5.   STOCKHOLDERS' EQUITY (DEFICIT)

     In January 1999, the Company sold 1,496,347 shares of Series C preferred
stock at $9.04 per share for proceeds of $13,527,000.

     On May 4, 1999, the Company completed an initial public offering of
3,000,000 shares of common stock. In addition, on June 4, 1999, the Company sold
an additional 200,000 shares under the underwriters' overallotment option. Total
net proceeds were $73 million. During 1999, prior to and in anticipation of the
initial public offering, warrants for 167,747 shares of Series C preferred Stock
were exercised for total proceeds of $1,009,000. Upon the closing of the initial
public offering, Flycast's mandatorily redeemable preferred stock converted into
8.4 million shares of common stock.

     On August 30, 1999, Flycast acquired InterStep, Inc. by issuing 480,337
shares of common stock for all of the outstanding shares of InterStep, Inc. in
transaction that was accounted for as a pooling-of-interests. As a result,
InterStep became a wholly owned subsidiary of Flycast. For purposes of financial
statement presentation, historical financial information for InterStep has been
consolidated into the statements presented herein.
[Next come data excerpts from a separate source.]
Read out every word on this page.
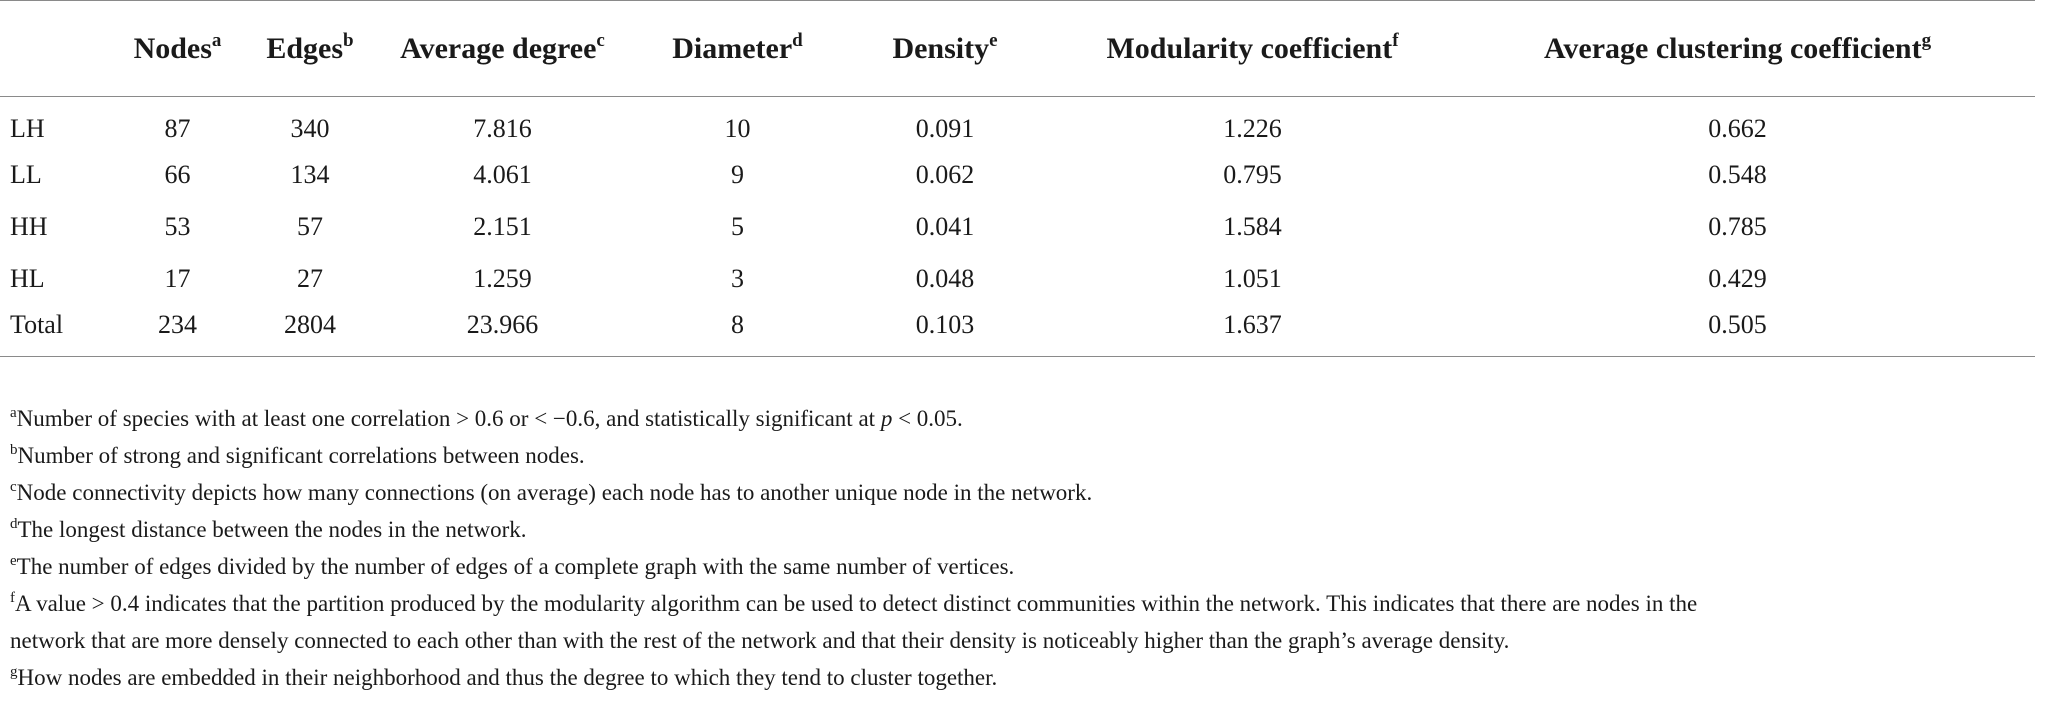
	Nodes$^a$	Edges$^b$	Average degree$^c$	Diameter$^d$	Density$^e$	Modularity coefficient$^f$	Average clustering coefficient$^g$
LH	87	340	7.816	10	0.091	1.226	0.662
LL	66	134	4.061	9	0.062	0.795	0.548
HH	53	57	2.151	5	0.041	1.584	0.785
HL	17	27	1.259	3	0.048	1.051	0.429
Total	234	2804	23.966	8	0.103	1.637	0.505

$^a$Number of species with at least one correlation > 0.6 or < −0.6, and statistically significant at p < 0.05.

$^b$Number of strong and significant correlations between nodes.

$^c$Node connectivity depicts how many connections (on average) each node has to another unique node in the network.

$^d$The longest distance between the nodes in the network.

$^e$The number of edges divided by the number of edges of a complete graph with the same number of vertices.

$^f$A value > 0.4 indicates that the partition produced by the modularity algorithm can be used to detect distinct communities within the network. This indicates that there are nodes in the
network that are more densely connected to each other than with the rest of the network and that their density is noticeably higher than the graph’s average density.

$^g$How nodes are embedded in their neighborhood and thus the degree to which they tend to cluster together.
     On September 30, 1999, the Company announced the signing of a definitive
agreement to be acquired by CMGI, Inc. in a stock-for-stock merger. Under the
terms of the agreement, CMGI will issue 0.9476 CMGI shares for every Flycast
share held on the closing date of the transaction. The transaction closed in
January 2000. The Company incurred approximately $25 million in expenses as a
result of the acquisition of which approximately $2.0 million was expensed in
1999 and the balance will be recorded in 2000 when the merger becomes final.

NOTES RECEIVABLE FROM STOCKHOLDERS

     In July 1997, the Company issued an aggregate of 2,275,011 shares of common
stock to officers and members of the Board of Directors. In connection with such
issuance, the Company's board members paid for the stock by issuing notes
payable (secured by the shares of the Company's common stock purchased) to the
Company. The secured note payable bears interest at 6.65% per annum with the
entire principal balance of the note, together with all accrued and unpaid
interest, due and payable on the earlier of (a) nine months after the closing of
an initial public offering of the Company's common stock or (b) July 2002 or (c)
termination of employment. The shares vest over a four year period. Any unvested
shares purchased are subject to repurchase rights by the Company upon occurrence
of certain events or conditions, such as employment termination, at the original
purchase price. Of such shares, there were 1,181,023 shares subject to
repurchase at December 31, 1999.

     In September 1998, two officers of the Company exercised options to
purchase 357,000 shares with an exercise price of $1.25 by issuing notes payable
(secured by the shares of the Company's common stock purchased). The secured
note payable bear interest at 5.54% per annum with the entire principal balances
of the notes, together with all accrued and unpaid interest, due and payable on
the earlier of (a) nine months after the closing of an underwritten public
offering, (b) September 2003 or (c) termination of employment.
<PAGE>

                      FLYCAST COMMUNICATIONS CORPORATION

                  NOTES TO CONSOLIDATED FINANCIAL STATEMENTS
                     FOR THE YEAR ENDED DECEMBER 31, 1999

     Additionally, in March, April and December 1999, employees and officers of
the Company exercised options to purchase 23,200 shares with exercise prices
ranging from $1.25 to $8.00 by issuing notes payable (secured by the shares of
the Company's common stock purchased). The secured notes payable bear interest
ranging from 5.54% to 6.74% per annum with the entire principal balances of the
notes, together with all accrued and unpaid interest, due and payable on the
earlier of (a) nine months after the closing of an underwritten public offering,
(b) September 2003 or (c) termination of employment.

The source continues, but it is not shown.